Because the purpose of this study was to determine the maximum tolerated dose and thus to define an appropriate dose for a long-term diabetes prevention study, particular attention was paid to hypoglycemia. There were no incidents of severe hypoglycemia (requiring assistance from an outside party) during this study. Given the sample size of 245 subjects in the combined nateglinide groups, the binomial CI for the true underlying incidence ranged from 0.0 to 1.2%. A total of three subjects on nateglinide (1.2%) discontinued because of hypoglycemic symptoms (one on 60 mg and two on 120 mg). As reported in Table 2 , the incidence of confirmed hypoglycemia in the nateglinide-treated groups was 0 in the 30 mg, 5 (6.6%) in the 60 mg, 23 (26.7%) in the 120 mg, and 1 (2.3%) in the placebo group. There was clear statistical evidence for a higher incidence in the 120-mg group, but other analyses should be interpreted with caution in view of the low number of events and sample size. All plasma glucose levels during any confirmed hypoglycemic episode in the 60- mg nateglinide group and in the group who took placebo were >3.1 mmol/l. In the 120-mg group, 11 subjects (12.8%) experienced hypoglycemia with a plasma glucose equivalent ≤3.1 mmol/l; however, the other 17 confirmed episodes had plasma glucose values >3.1 mmol/l. In all groups, a missed or delayed meal, strenuous exercise, or stress were the most frequently assigned precipitating factors, but no recognizable precipitating factor was identified by the subjects in most episodes observed with the 120-mg dose. Most hypoglycemic events occurred <4 h from the last meal and took <30 min to resolve following oral carbohydrate intake. All events occurred during the day, mainly during the afternoon, but many of the symptoms experienced by the subjects in the 120-mg group occurred during the morning.

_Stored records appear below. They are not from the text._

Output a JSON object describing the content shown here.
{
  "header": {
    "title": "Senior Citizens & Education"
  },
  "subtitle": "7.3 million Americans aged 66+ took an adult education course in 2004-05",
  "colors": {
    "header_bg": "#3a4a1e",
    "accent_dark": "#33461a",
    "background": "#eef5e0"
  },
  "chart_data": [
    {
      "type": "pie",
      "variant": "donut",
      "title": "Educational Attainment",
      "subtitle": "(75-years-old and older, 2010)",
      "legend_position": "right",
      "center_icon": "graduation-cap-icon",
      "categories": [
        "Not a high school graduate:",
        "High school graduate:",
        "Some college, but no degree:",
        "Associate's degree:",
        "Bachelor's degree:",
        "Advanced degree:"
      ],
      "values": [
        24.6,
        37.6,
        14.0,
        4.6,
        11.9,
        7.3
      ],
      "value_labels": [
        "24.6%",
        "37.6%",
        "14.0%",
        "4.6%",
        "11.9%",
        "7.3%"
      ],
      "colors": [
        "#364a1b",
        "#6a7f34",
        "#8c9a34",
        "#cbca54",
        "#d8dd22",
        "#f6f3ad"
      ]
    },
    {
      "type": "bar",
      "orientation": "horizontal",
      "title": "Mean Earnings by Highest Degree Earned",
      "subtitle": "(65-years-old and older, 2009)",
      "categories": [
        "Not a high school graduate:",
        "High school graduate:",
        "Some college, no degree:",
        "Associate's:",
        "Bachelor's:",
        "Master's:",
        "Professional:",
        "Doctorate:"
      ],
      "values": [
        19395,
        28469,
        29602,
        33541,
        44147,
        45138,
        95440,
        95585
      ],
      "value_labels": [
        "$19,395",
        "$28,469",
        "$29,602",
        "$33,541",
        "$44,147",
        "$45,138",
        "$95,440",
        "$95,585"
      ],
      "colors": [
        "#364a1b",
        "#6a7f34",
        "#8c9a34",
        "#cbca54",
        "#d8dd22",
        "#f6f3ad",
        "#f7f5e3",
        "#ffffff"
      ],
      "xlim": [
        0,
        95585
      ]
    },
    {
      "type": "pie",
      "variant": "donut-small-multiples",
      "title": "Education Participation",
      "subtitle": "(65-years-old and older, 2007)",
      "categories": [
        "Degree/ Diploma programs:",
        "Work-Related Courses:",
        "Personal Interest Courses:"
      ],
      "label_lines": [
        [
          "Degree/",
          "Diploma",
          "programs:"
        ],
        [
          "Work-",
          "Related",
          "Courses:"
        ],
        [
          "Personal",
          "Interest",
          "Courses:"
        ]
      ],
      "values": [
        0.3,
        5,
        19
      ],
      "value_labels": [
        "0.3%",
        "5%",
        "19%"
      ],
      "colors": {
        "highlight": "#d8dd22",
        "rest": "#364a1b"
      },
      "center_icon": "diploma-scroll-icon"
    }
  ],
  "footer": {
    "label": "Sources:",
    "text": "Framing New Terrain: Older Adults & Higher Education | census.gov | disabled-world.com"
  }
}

Figure 1 depicts the immunoreative insulin (IRI) and glucose profiles during standardized breakfast challenges performed at weeks 0 and 8 of treatment with nateglinide (60 mg, before meals). This dose of nateglinide modestly and selectively increased the early insulin response to the meal and greatly reduced the prandial glucose excursion. A lower dose produced a smaller increment of insulin and decrement of glucose, and a higher dose produced a larger and more prolonged augmentation of meal-stimulated insulin release and a marginally greater reduction of postprandial glucose levels.

Plasma insulin (IRI) and glucose during standardized breakfast challenges performed prior to the first dose at week 0 and after the final dose at week 8 with 60 mg nateglinide in 72 nondiabetic subjects with IGT. Mean ± SEM.

This is illustrated in Figure 2, which shows the change from week 0 to week 8 in the 3-h prandial AUCs of insulin and glucose in the four treatment groups. The effects of nateglinide to increase insulin and to curb prandial glucose excursions were dose related, but only the highest dose (120 mg) significantly increased the total insulin exposure.

Change from week 0 to week 8 in the insulin (IRI) and glucose AUCs during standardized breakfast challenges. Least squares mean ± SE. *P < 0.025; **P < 0.001 vs. placebo.

As would be predicted from the characteristics of the study population, the duration of study, and the mechanism of nateglinide action, this agent had no significant effect on FPG or on fasting insulin levels. The change from baseline HbA1c was not statistically significant except in the 120-mg group ( = -0.12 ± 0.04, P < 0.05). Nateglinide did, however, modestly but significantly decrease fructosamine levels ( = 30 mg, -8.3 ± 0.4; 60 mg -8.6 ± 2.1; and 120 mg, -8.1 ± 2.0 µmol/l; P < 0.05 vs. placebo), although the effect was not dose related.